Son of a Beach wrote:
Marshalrusty wrote:I likewise don't understand why someone would purchase the product to remove the credit line; it doesn't take up much space and everyone familiar with bulletin board software knows the truth anyway, so it just looks silly to them.
This is a little presumptuous. Surely the fact that so many people do want to remove the copyright makes it clear that it does NOT look silly to remove it, at least to those people.
Firstly, you are taking my use of "silly" out of context and then attributing something to me that I did not actually say. What I said was, and you quoted it, so it's right there, is that it looks silly to people who are familiar with the software, know that it's open source, know that it ships with a credit notice, and know that we request it not be removed.
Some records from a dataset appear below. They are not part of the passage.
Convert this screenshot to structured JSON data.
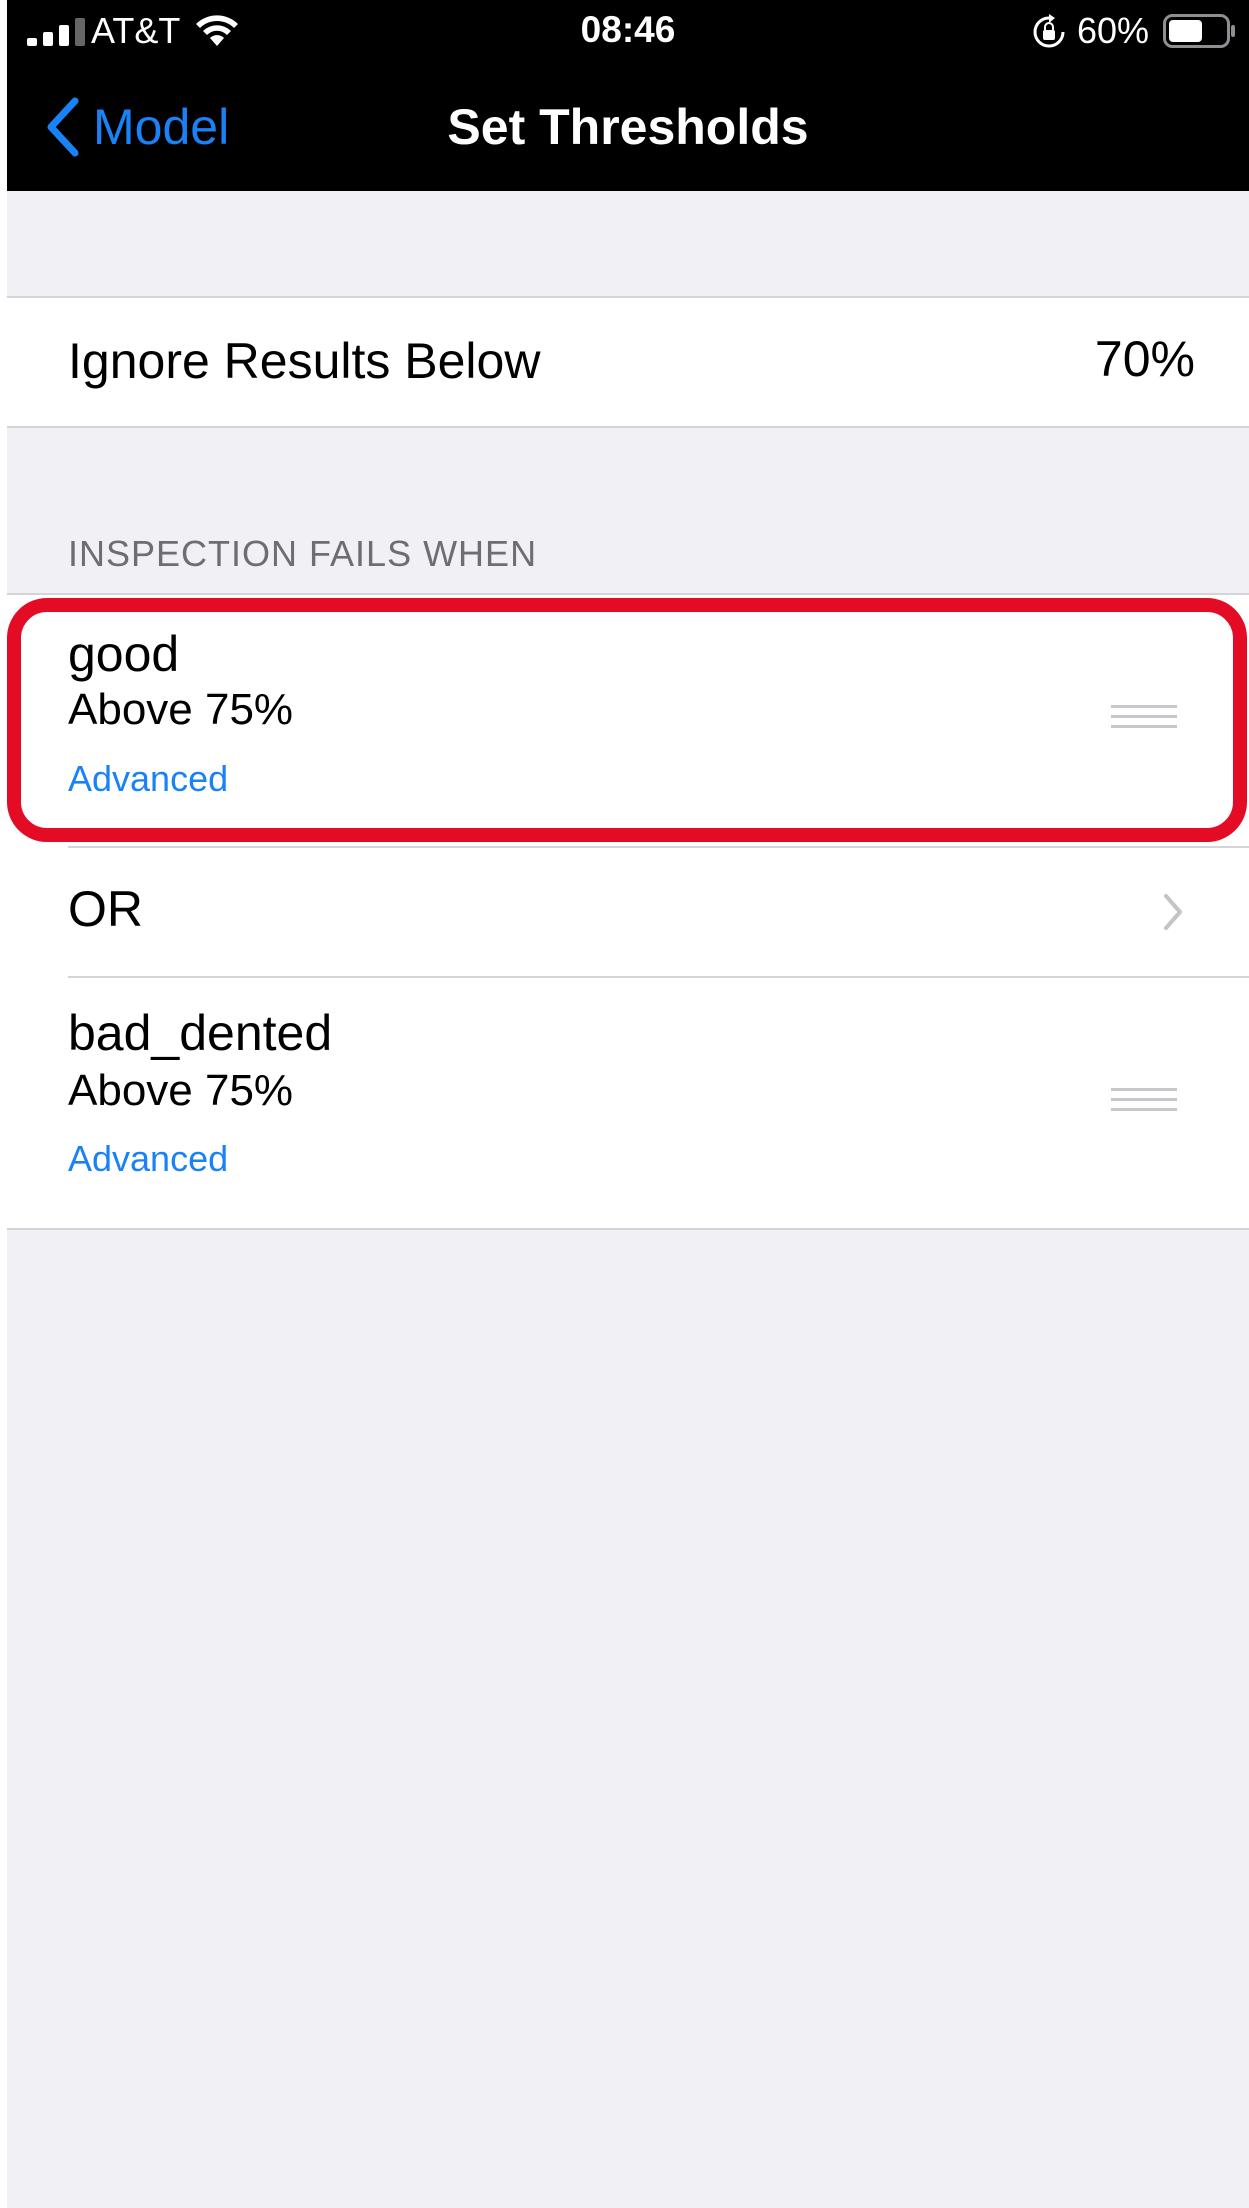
{
  "status_bar": {
    "carrier": "AT&T",
    "time": "08:46",
    "battery": "60%",
    "battery_level": 0.6
  },
  "nav": {
    "back_label": "Model",
    "title": "Set Thresholds"
  },
  "ignore_row": {
    "label": "Ignore Results Below",
    "value": "70%"
  },
  "section": {
    "header": "INSPECTION FAILS WHEN"
  },
  "rules": [
    {
      "name": "good",
      "condition": "Above 75%",
      "link": "Advanced"
    },
    {
      "name": "bad_dented",
      "condition": "Above 75%",
      "link": "Advanced"
    }
  ],
  "operator": {
    "label": "OR"
  },
  "colors": {
    "accent": "#1a82f7",
    "highlight": "#e40b25",
    "background": "#f0f0f5"
  }
}
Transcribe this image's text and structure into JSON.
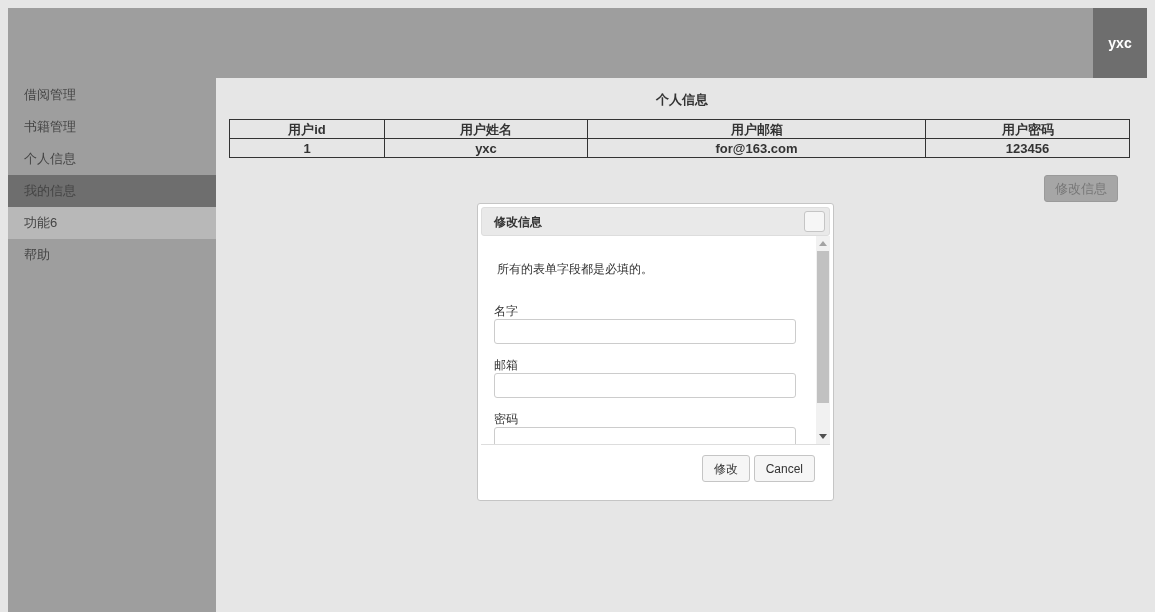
{
  "header": {
    "user": "yxc"
  },
  "sidebar": {
    "items": [
      {
        "label": "借阅管理",
        "selected": false,
        "hovered": false
      },
      {
        "label": "书籍管理",
        "selected": false,
        "hovered": false
      },
      {
        "label": "个人信息",
        "selected": false,
        "hovered": false
      },
      {
        "label": "我的信息",
        "selected": true,
        "hovered": false
      },
      {
        "label": "功能6",
        "selected": false,
        "hovered": true
      },
      {
        "label": "帮助",
        "selected": false,
        "hovered": false
      }
    ]
  },
  "content": {
    "title": "个人信息",
    "table": {
      "columns": [
        "用户id",
        "用户姓名",
        "用户邮箱",
        "用户密码"
      ],
      "rows": [
        [
          "1",
          "yxc",
          "for@163.com",
          "123456"
        ]
      ]
    },
    "edit_button": {
      "label": "修改信息",
      "disabled": true
    }
  },
  "dialog": {
    "title": "修改信息",
    "note": "所有的表单字段都是必填的。",
    "fields": [
      {
        "label": "名字"
      },
      {
        "label": "邮箱"
      },
      {
        "label": "密码"
      }
    ],
    "buttons": [
      "修改",
      "Cancel"
    ]
  }
}
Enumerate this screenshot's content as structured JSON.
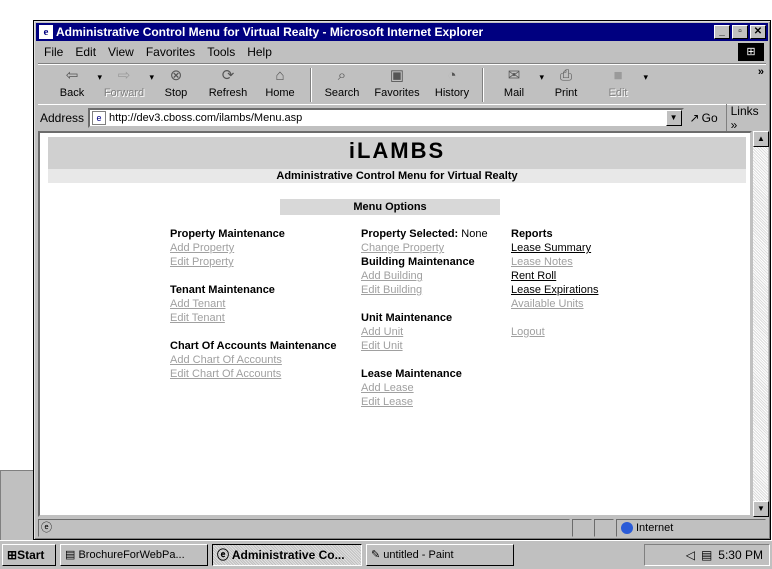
{
  "window": {
    "title": "Administrative Control Menu for Virtual Realty - Microsoft Internet Explorer",
    "controls": [
      "_",
      "▫",
      "✕"
    ]
  },
  "menubar": [
    "File",
    "Edit",
    "View",
    "Favorites",
    "Tools",
    "Help"
  ],
  "toolbar": {
    "buttons": [
      {
        "label": "Back",
        "icon": "back-arrow-icon"
      },
      {
        "label": "Forward",
        "icon": "forward-arrow-icon"
      },
      {
        "label": "Stop",
        "icon": "stop-icon"
      },
      {
        "label": "Refresh",
        "icon": "refresh-icon"
      },
      {
        "label": "Home",
        "icon": "home-icon"
      },
      {
        "label": "Search",
        "icon": "search-icon"
      },
      {
        "label": "Favorites",
        "icon": "favorites-icon"
      },
      {
        "label": "History",
        "icon": "history-icon"
      },
      {
        "label": "Mail",
        "icon": "mail-icon"
      },
      {
        "label": "Print",
        "icon": "print-icon"
      },
      {
        "label": "Edit",
        "icon": "edit-icon"
      }
    ],
    "more": "»"
  },
  "address": {
    "label": "Address",
    "url": "http://dev3.cboss.com/ilambs/Menu.asp",
    "go_label": "Go",
    "links_label": "Links »"
  },
  "page": {
    "logo": "iLAMBS",
    "subtitle": "Administrative Control Menu for Virtual Realty",
    "menu_options": "Menu Options",
    "col1": [
      {
        "heading": "Property Maintenance",
        "links": [
          "Add Property",
          "Edit Property"
        ]
      },
      {
        "heading": "Tenant Maintenance",
        "links": [
          "Add Tenant",
          "Edit Tenant"
        ]
      },
      {
        "heading": "Chart Of Accounts Maintenance",
        "links": [
          "Add Chart Of Accounts",
          "Edit Chart Of Accounts"
        ]
      }
    ],
    "col2": {
      "property_selected_label": "Property Selected:",
      "property_selected_value": "None",
      "change_property": "Change Property",
      "sections": [
        {
          "heading": "Building Maintenance",
          "links": [
            "Add Building",
            "Edit Building"
          ]
        },
        {
          "heading": "Unit Maintenance",
          "links": [
            "Add Unit",
            "Edit Unit"
          ]
        },
        {
          "heading": "Lease Maintenance",
          "links": [
            "Add Lease",
            "Edit Lease"
          ]
        }
      ]
    },
    "col3": {
      "heading": "Reports",
      "links": [
        "Lease Summary",
        "Lease Notes",
        "Rent Roll",
        "Lease Expirations",
        "Available Units"
      ],
      "logout": "Logout"
    }
  },
  "status": {
    "zone": "Internet"
  },
  "taskbar": {
    "start": "Start",
    "tasks": [
      "BrochureForWebPa...",
      "Administrative Co...",
      "untitled - Paint"
    ],
    "clock": "5:30 PM"
  },
  "colors": {
    "titlebar": "#000080",
    "link_unvisited": "#a0a0a0",
    "header_band": "#d0d0d0"
  }
}
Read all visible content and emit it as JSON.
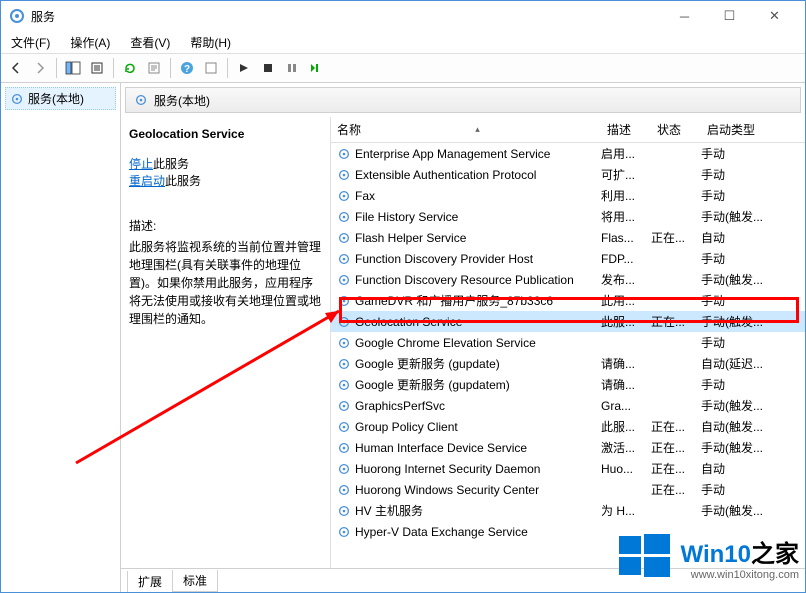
{
  "window": {
    "title": "服务"
  },
  "menu": {
    "file": "文件(F)",
    "action": "操作(A)",
    "view": "查看(V)",
    "help": "帮助(H)"
  },
  "tree": {
    "root": "服务(本地)"
  },
  "rightHeader": "服务(本地)",
  "detail": {
    "selectedName": "Geolocation Service",
    "stop": "停止",
    "stopSuffix": "此服务",
    "restart": "重启动",
    "restartSuffix": "此服务",
    "descLabel": "描述:",
    "descText": "此服务将监视系统的当前位置并管理地理围栏(具有关联事件的地理位置)。如果你禁用此服务，应用程序将无法使用或接收有关地理位置或地理围栏的通知。"
  },
  "columns": {
    "name": "名称",
    "desc": "描述",
    "status": "状态",
    "startup": "启动类型"
  },
  "services": [
    {
      "name": "Enterprise App Management Service",
      "desc": "启用...",
      "status": "",
      "startup": "手动"
    },
    {
      "name": "Extensible Authentication Protocol",
      "desc": "可扩...",
      "status": "",
      "startup": "手动"
    },
    {
      "name": "Fax",
      "desc": "利用...",
      "status": "",
      "startup": "手动"
    },
    {
      "name": "File History Service",
      "desc": "将用...",
      "status": "",
      "startup": "手动(触发..."
    },
    {
      "name": "Flash Helper Service",
      "desc": "Flas...",
      "status": "正在...",
      "startup": "自动"
    },
    {
      "name": "Function Discovery Provider Host",
      "desc": "FDP...",
      "status": "",
      "startup": "手动"
    },
    {
      "name": "Function Discovery Resource Publication",
      "desc": "发布...",
      "status": "",
      "startup": "手动(触发..."
    },
    {
      "name": "GameDVR 和广播用户服务_87b33c6",
      "desc": "此用...",
      "status": "",
      "startup": "手动"
    },
    {
      "name": "Geolocation Service",
      "desc": "此服...",
      "status": "正在...",
      "startup": "手动(触发...",
      "selected": true
    },
    {
      "name": "Google Chrome Elevation Service",
      "desc": "",
      "status": "",
      "startup": "手动"
    },
    {
      "name": "Google 更新服务 (gupdate)",
      "desc": "请确...",
      "status": "",
      "startup": "自动(延迟..."
    },
    {
      "name": "Google 更新服务 (gupdatem)",
      "desc": "请确...",
      "status": "",
      "startup": "手动"
    },
    {
      "name": "GraphicsPerfSvc",
      "desc": "Gra...",
      "status": "",
      "startup": "手动(触发..."
    },
    {
      "name": "Group Policy Client",
      "desc": "此服...",
      "status": "正在...",
      "startup": "自动(触发..."
    },
    {
      "name": "Human Interface Device Service",
      "desc": "激活...",
      "status": "正在...",
      "startup": "手动(触发..."
    },
    {
      "name": "Huorong Internet Security Daemon",
      "desc": "Huo...",
      "status": "正在...",
      "startup": "自动"
    },
    {
      "name": "Huorong Windows Security Center",
      "desc": "",
      "status": "正在...",
      "startup": "手动"
    },
    {
      "name": "HV 主机服务",
      "desc": "为 H...",
      "status": "",
      "startup": "手动(触发..."
    },
    {
      "name": "Hyper-V Data Exchange Service",
      "desc": "",
      "status": "",
      "startup": ""
    }
  ],
  "tabs": {
    "extended": "扩展",
    "standard": "标准"
  },
  "watermark": {
    "line1a": "Win10",
    "line1b": "之家",
    "line2": "www.win10xitong.com"
  }
}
So while most people don't really care about who made the software (and you said this yourself) and therefore don't care about a tiny line of text in the footer, to these people in "the know", the lack of the credit line will actually reflect poorly on the company/organization that chose to remove it.
Son of a Beach wrote:Personally, I think that it does look considerably better without the copyright notice, from a purely aesthetic point of view. It also keeps the focus on the content, rather than on who made the software which is being used to manage/present the content. I suspect that 99% of end-users don't care who made the software.
It's a tiny line in the footer. We even don't mind if people replace it with an image, if it better fits their style.
The line serves a purpose: it links back to us. Let's say that the immeasurably tiny aesthetic "hit" people take is a tribute to us, and they leave it because we appreciate it.
Son of a Beach wrote:
I find the "free software" movement to be a teensy bit hypocritical in this respect. If something is truly free (as in speech) then there are no restrictions on it. Using the "free software" argument to support the idea that such a restriction should be in place is just a little bit ironic, I reckon.
Having said all that, I understand why things are that way, and am happy to play along.
From some points of view, the GPL is terribly restrictive, and does not promote freedom very well at all. The BSD license on the other had, is a lot more free. But now I'm way off topic. Sorry.
The license does not prohibit the removal of the visible copyright. The software is released with no warranty and no guaranteed or implied support. Users do nothing illegal by removing the copyright; we simply request that they do not.
There are always varying degrees and approaches to freedom. In some senses, the GPL is more free because it guarantees that any derivative works are also released under the GPL. You can argue that this, in itself, is a restrictions of freedom, but the lack of any terms is anarchy, and anarchy invariably leads to abuse of the system and, subsequently, severe restrictions of freedom. All the things that the GPL prevents people from doing are things that would not be good for this community. As such, I see it as beneficial, rather than "terribly restrictive".